If you come to me for seed funding with a departed cofounder holding 25% of the company, I'm going to ask questions. If you tell me there's no vesting and the relationship ended badly, I'm probably passing. The risk of future drama, lawsuits, or blocked decisions is too high.

BUT — this gives you leverage. Tell him: "If I can't raise money because of your 25%, the company fails and your shares are worth zero. Work with me here."

Most departed cofounders will take a buyout (even a small one) rather than hold dead equity in a company that can never raise or exit.

FE
FounderExp2019

had the exact same thing happen to me in 2021. cofounder left after 5 months, wanted his 30%.

what worked: I offered him 5% (roughly what he would have earned with proper vesting) plus $3,000 cash. he pushed back at first but I pointed out that (1) he'd have to file taxes on his share of company income/loss every year, (2) he'd be personally liable as a member if anything went wrong, and (3) nobody was going to buy his shares anyway.

took 2 weeks of back and forth but he signed. get a lawyer to draft the buyout agreement tho, its worth the $1-2K

MD
MediatorDan

Before anyone lawyers up, consider mediation. Seriously.

Cofounder disputes are emotional and people dig in when they feel attacked. A neutral mediator can help both of you see the practical reality without the adversarial dynamic.

Cost is usually $2-5K for a half-day session, way cheaper than litigation. And you're more likely to get a deal both parties can live with.

JAMS and AAA both offer startup-focused mediation. Some local bar associations have programs too.

HT
HardTruth_Sally

idk why people are still making this mistake in 2025. always. get. it. in. writing.

like even a napkin with "75/25 split, 4yr vest, 1yr cliff" signed by both would be better than nothing

sorry ur going thru this tho. hope it works out

SN
solo_founder_now OP

Thanks everyone. Found one text message from May where I said "we should get the vesting docs done this month" and he replied "yeah for sure, 4 years right?" So at least there's something.

Going to try the negotiation approach first. Offering him 5% plus a small cash payment. Will mention the investor angle and the ongoing tax/liability stuff.

If that doesn't work I'll look into mediation before going nuclear with lawyers.

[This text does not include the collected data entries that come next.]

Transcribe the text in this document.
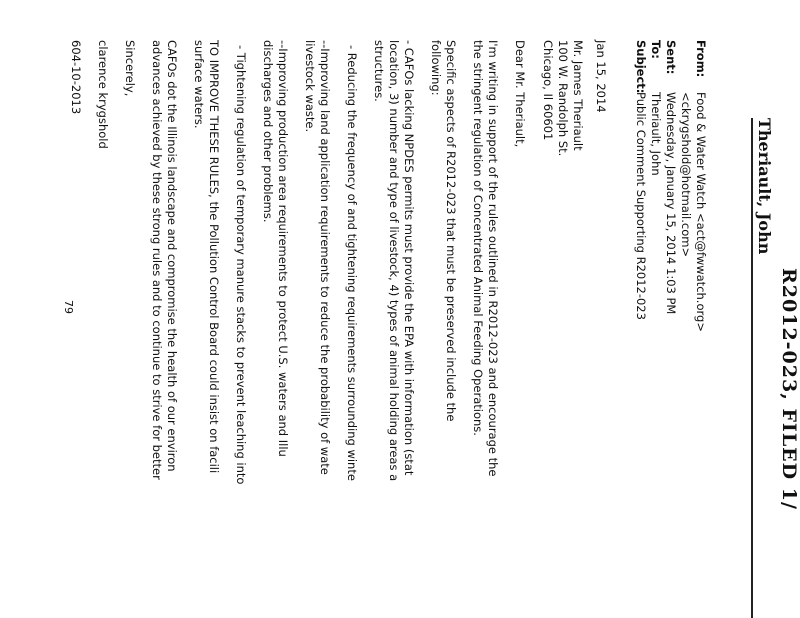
R2012-023, FILED 1/
Theriault, John
From:
Food & Water Watch <act@fwwatch.org>
<ckrygshold@hotmail.com>
Sent:
Wednesday, January 15, 2014 1:03 PM
To:
Theriault, John
Subject:
Public Comment Supporting R2012-023
Jan 15, 2014
Mr. James Theriault
100 W. Randolph St.
Chicago, Il 60601
Dear Mr. Theriault,
I'm writing in support of the rules outlined in R2012-023 and encourage the
the stringent regulation of Concentrated Animal Feeding Operations.
Specific aspects of R2012-023 that must be preserved include the
following:
- CAFOs lacking NPDES permits must provide the EPA with information (stat
location, 3) number and type of livestock, 4) types of animal holding areas a
structures.
- Reducing the frequency of and tightening requirements surrounding winte
--Improving land application requirements to reduce the probability of wate
livestock waste.
--Improving production area requirements to protect U.S. waters and Illu
discharges and other problems.
- Tightening regulation of temporary manure stacks to prevent leaching into
TO IMPROVE THESE RULES, the Pollution Control Board could insist on facili
surface waters.
CAFOs dot the Illinois landscape and compromise the health of our environ
advances achieved by these strong rules and to continue to strive for better
Sincerely,
clarence krygshold
604-10-2013
79
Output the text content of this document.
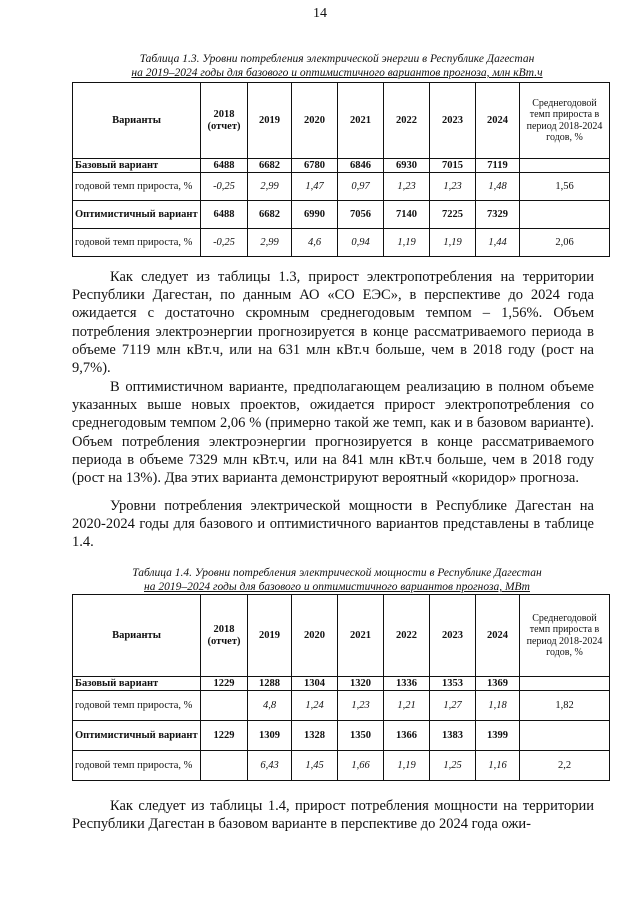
14
Таблица 1.3. Уровни потребления электрической энергии в Республике Дагестан
на 2019–2024 годы для базового и оптимистичного вариантов прогноза, млн кВт.ч
Варианты	2018 (отчет)	2019	2020	2021	2022	2023	2024	Среднегодовой темп прироста в период 2018-2024 годов, %
Базовый вариант	6488	6682	6780	6846	6930	7015	7119	
годовой темп прироста, %	-0,25	2,99	1,47	0,97	1,23	1,23	1,48	1,56
Оптимистичный вариант	6488	6682	6990	7056	7140	7225	7329	
годовой темп прироста, %	-0,25	2,99	4,6	0,94	1,19	1,19	1,44	2,06

Как следует из таблицы 1.3, прирост электропотребления на территории Республики Дагестан, по данным АО «СО ЕЭС», в перспективе до 2024 года ожидается с достаточно скромным среднегодовым темпом – 1,56%. Объем потребления электроэнергии прогнозируется в конце рассматриваемого периода в объеме 7119 млн кВт.ч, или на 631 млн кВт.ч больше, чем в 2018 году (рост на 9,7%).

В оптимистичном варианте, предполагающем реализацию в полном объеме указанных выше новых проектов, ожидается прирост электропотребления со среднегодовым темпом 2,06 % (примерно такой же темп, как и в базовом варианте). Объем потребления электроэнергии прогнозируется в конце рассматриваемого периода в объеме 7329 млн кВт.ч, или на 841 млн кВт.ч больше, чем в 2018 году (рост на 13%). Два этих варианта демонстрируют вероятный «коридор» прогноза.

Уровни потребления электрической мощности в Республике Дагестан на 2020-2024 годы для базового и оптимистичного вариантов представлены в таблице 1.4.

Таблица 1.4. Уровни потребления электрической мощности в Республике Дагестан
на 2019–2024 годы для базового и оптимистичного вариантов прогноза, МВт
Варианты	2018 (отчет)	2019	2020	2021	2022	2023	2024	Среднегодовой темп прироста в период 2018-2024 годов, %
Базовый вариант	1229	1288	1304	1320	1336	1353	1369	
годовой темп прироста, %		4,8	1,24	1,23	1,21	1,27	1,18	1,82
Оптимистичный вариант	1229	1309	1328	1350	1366	1383	1399	
годовой темп прироста, %		6,43	1,45	1,66	1,19	1,25	1,16	2,2

Как следует из таблицы 1.4, прирост потребления мощности на территории Республики Дагестан в базовом варианте в перспективе до 2024 года ожи-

@HardTruth_Sally yeah I know. Lesson learned the hard way. Already have a lawyer drafting proper vesting provisions for the operating agreement in case I ever bring on another cofounder or early employees.

SL
StartupLawyer Attorney

That text message is actually really helpful. "4 years right?" shows he understood and agreed to vesting in principle. Keep that screenshot in a safe place.

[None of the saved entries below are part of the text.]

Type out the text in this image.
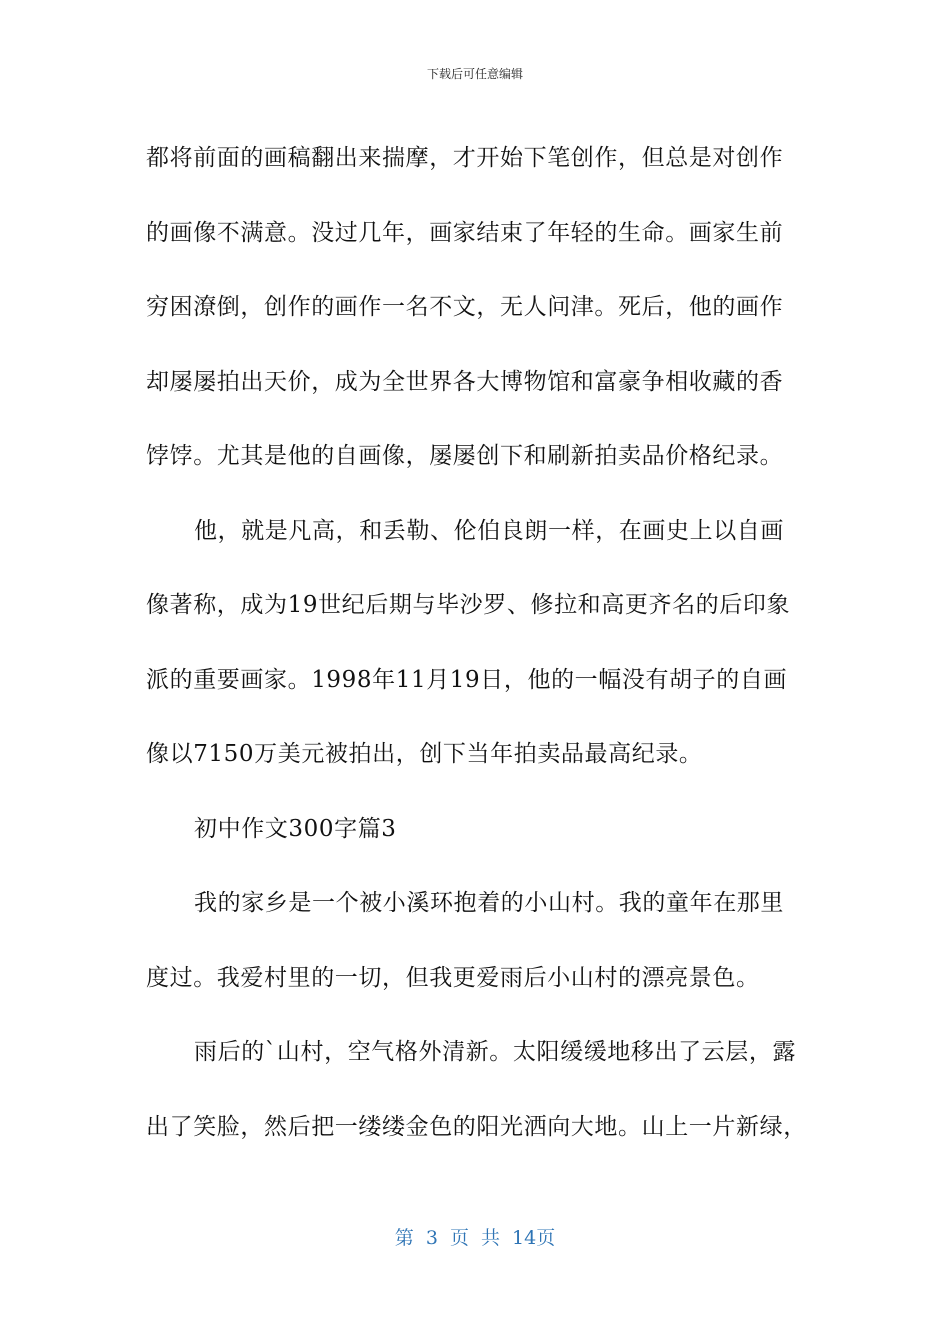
下载后可任意编辑

都将前面的画稿翻出来揣摩，才开始下笔创作，但总是对创作
的画像不满意。没过几年，画家结束了年轻的生命。画家生前
穷困潦倒，创作的画作一名不文，无人问津。死后，他的画作
却屡屡拍出天价，成为全世界各大博物馆和富豪争相收藏的香
饽饽。尤其是他的自画像，屡屡创下和刷新拍卖品价格纪录。

他，就是凡高，和丢勒、伦伯良朗一样，在画史上以自画
像著称，成为19世纪后期与毕沙罗、修拉和高更齐名的后印象
派的重要画家。1998年11月19日，他的一幅没有胡子的自画
像以7150万美元被拍出，创下当年拍卖品最高纪录。

初中作文300字篇3

我的家乡是一个被小溪环抱着的小山村。我的童年在那里
度过。我爱村里的一切，但我更爱雨后小山村的漂亮景色。

雨后的`山村，空气格外清新。太阳缓缓地移出了云层，露
出了笑脸，然后把一缕缕金色的阳光洒向大地。山上一片新绿，

第 3 页 共 14页
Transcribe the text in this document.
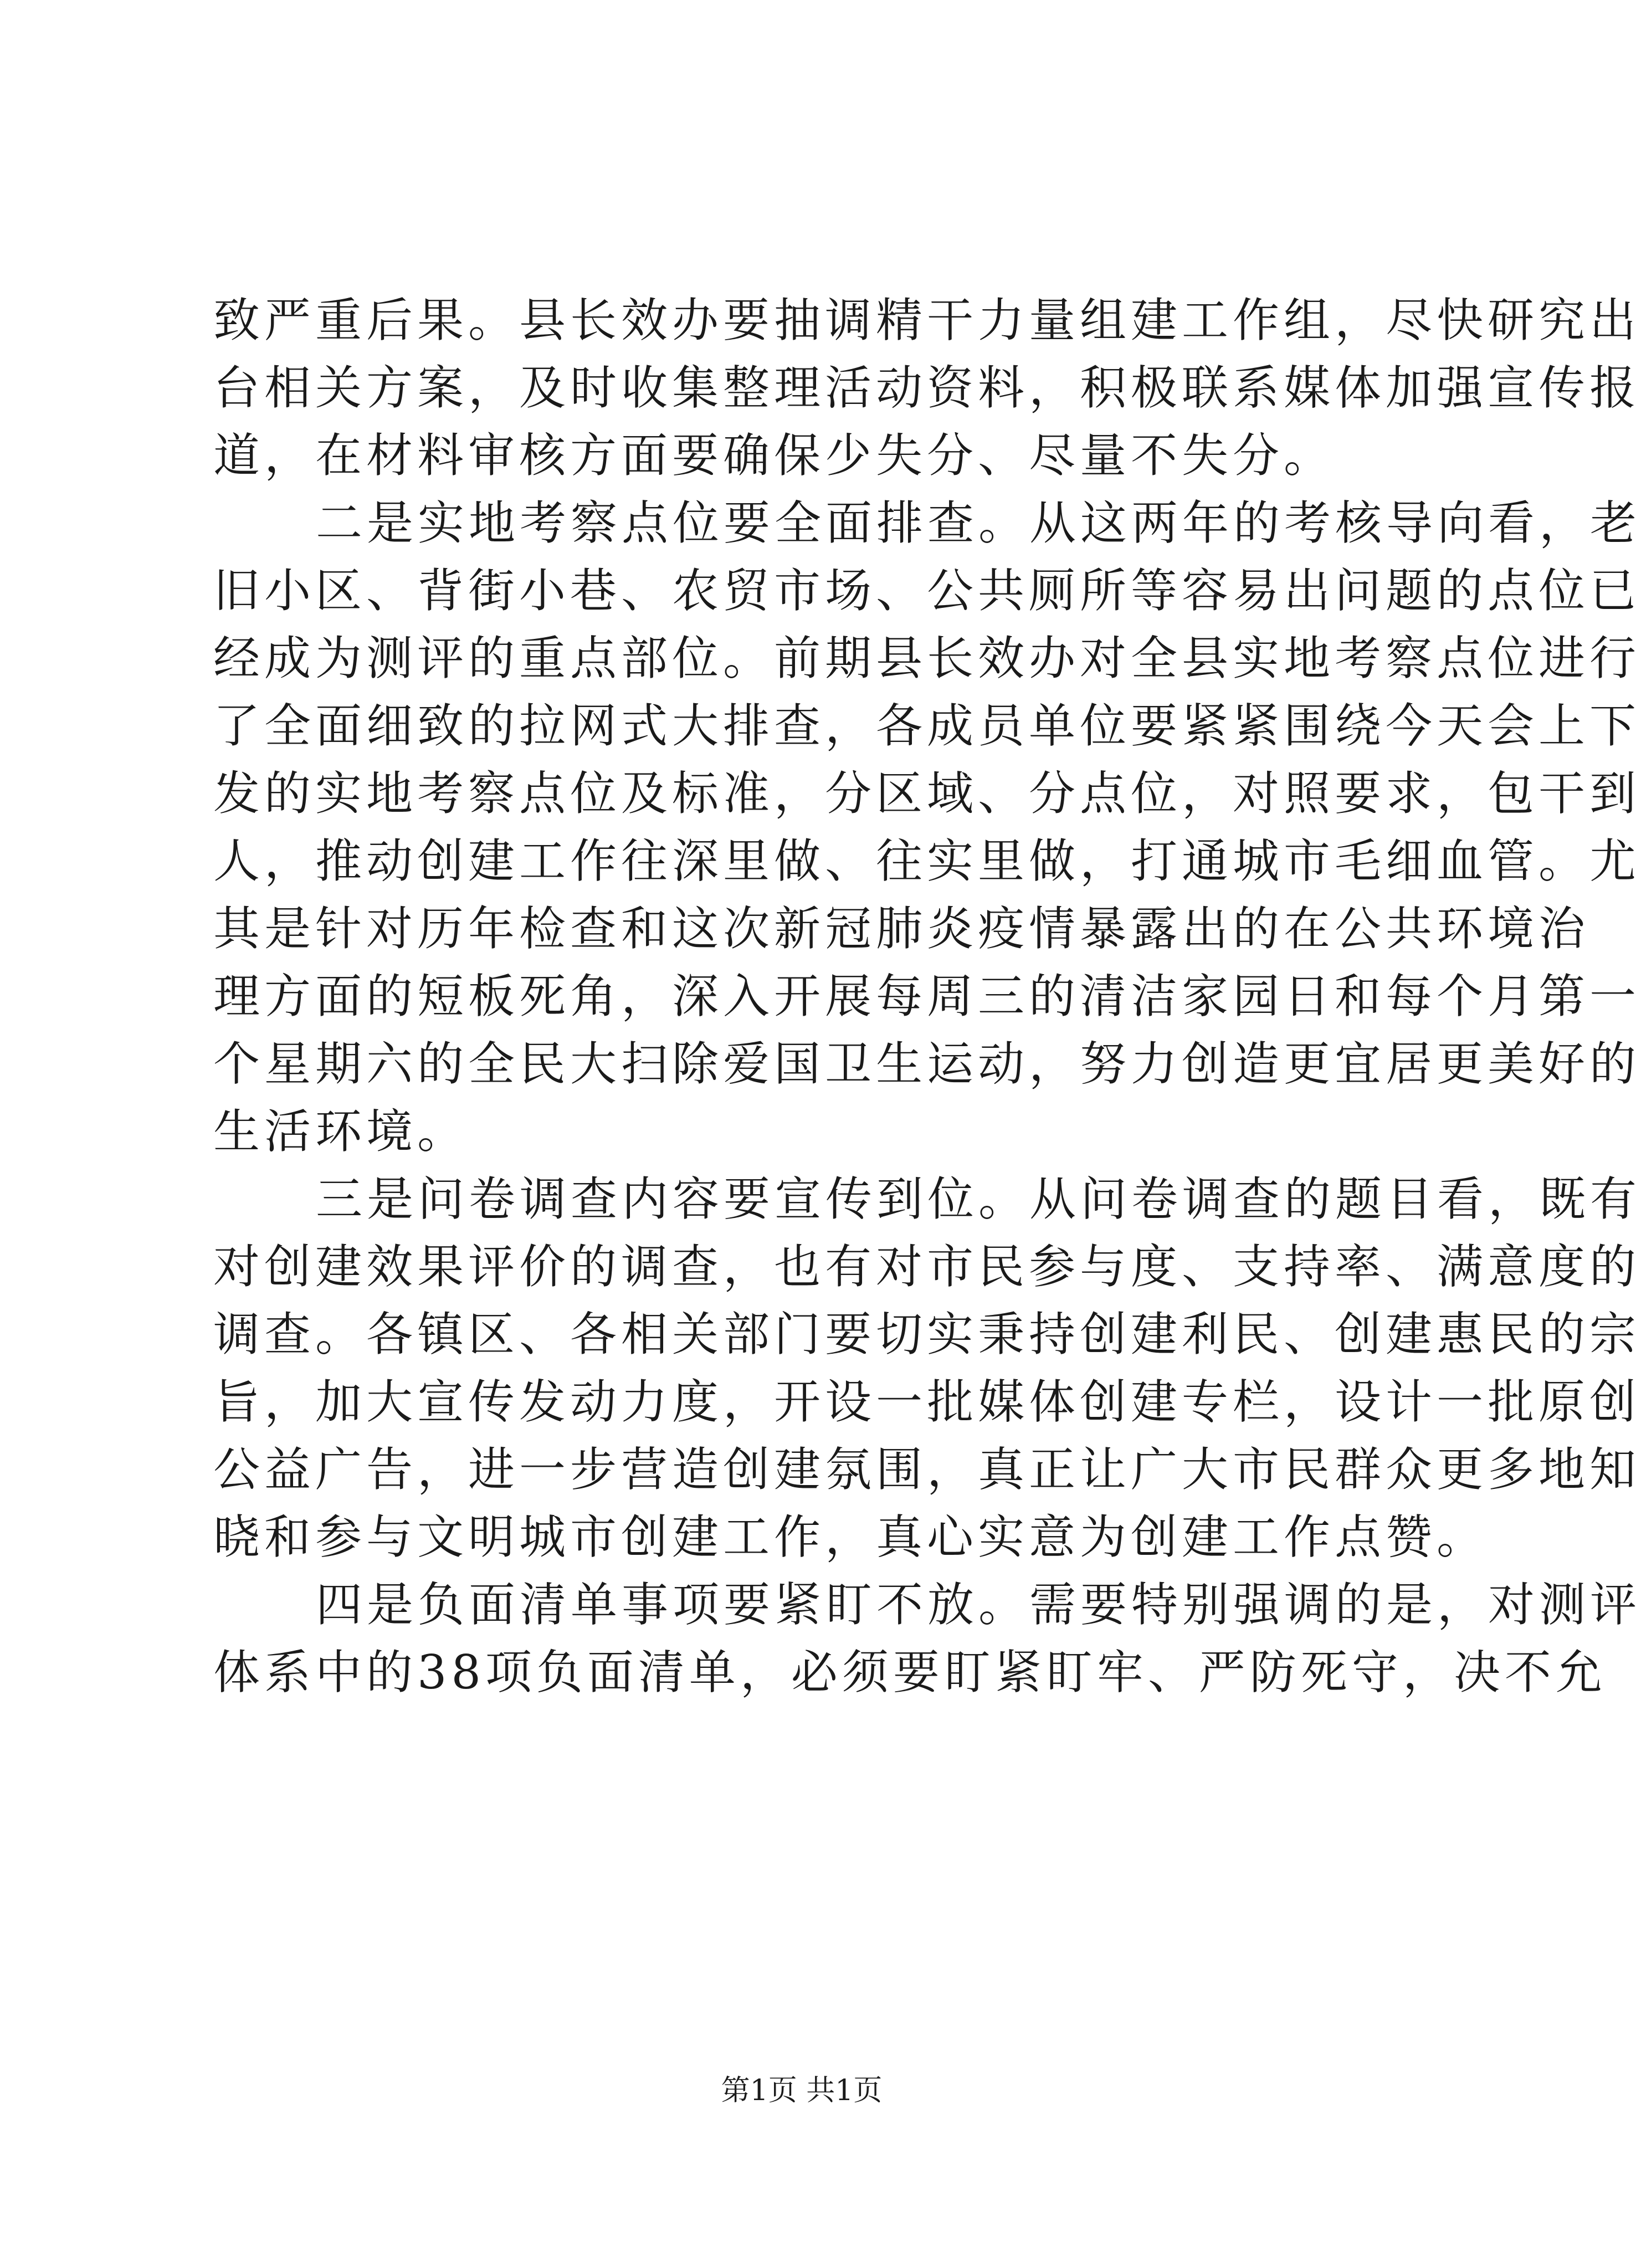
致严重后果。县长效办要抽调精干力量组建工作组，尽快研究出
台相关方案，及时收集整理活动资料，积极联系媒体加强宣传报
道，在材料审核方面要确保少失分、尽量不失分。
二是实地考察点位要全面排查。从这两年的考核导向看，老
旧小区、背街小巷、农贸市场、公共厕所等容易出问题的点位已
经成为测评的重点部位。前期县长效办对全县实地考察点位进行
了全面细致的拉网式大排查，各成员单位要紧紧围绕今天会上下
发的实地考察点位及标准，分区域、分点位，对照要求，包干到
人，推动创建工作往深里做、往实里做，打通城市毛细血管。尤
其是针对历年检查和这次新冠肺炎疫情暴露出的在公共环境治
理方面的短板死角，深入开展每周三的清洁家园日和每个月第一
个星期六的全民大扫除爱国卫生运动，努力创造更宜居更美好的
生活环境。
三是问卷调查内容要宣传到位。从问卷调查的题目看，既有
对创建效果评价的调查，也有对市民参与度、支持率、满意度的
调查。各镇区、各相关部门要切实秉持创建利民、创建惠民的宗
旨，加大宣传发动力度，开设一批媒体创建专栏，设计一批原创
公益广告，进一步营造创建氛围，真正让广大市民群众更多地知
晓和参与文明城市创建工作，真心实意为创建工作点赞。
四是负面清单事项要紧盯不放。需要特别强调的是，对测评
体系中的38项负面清单，必须要盯紧盯牢、严防死守，决不允
第1页 共1页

For the negotiation, I'd also point out that as a 25% member he'd need to approve major company decisions in most LLC operating agreements. Does he really want to be getting calls about signing resolutions for the next decade? Most people don't.

Good luck. And yes — get proper docs in place for the future. Standard founder vesting is 4 years with 1-year cliff. Worth the $2-3K to have a lawyer draft it properly.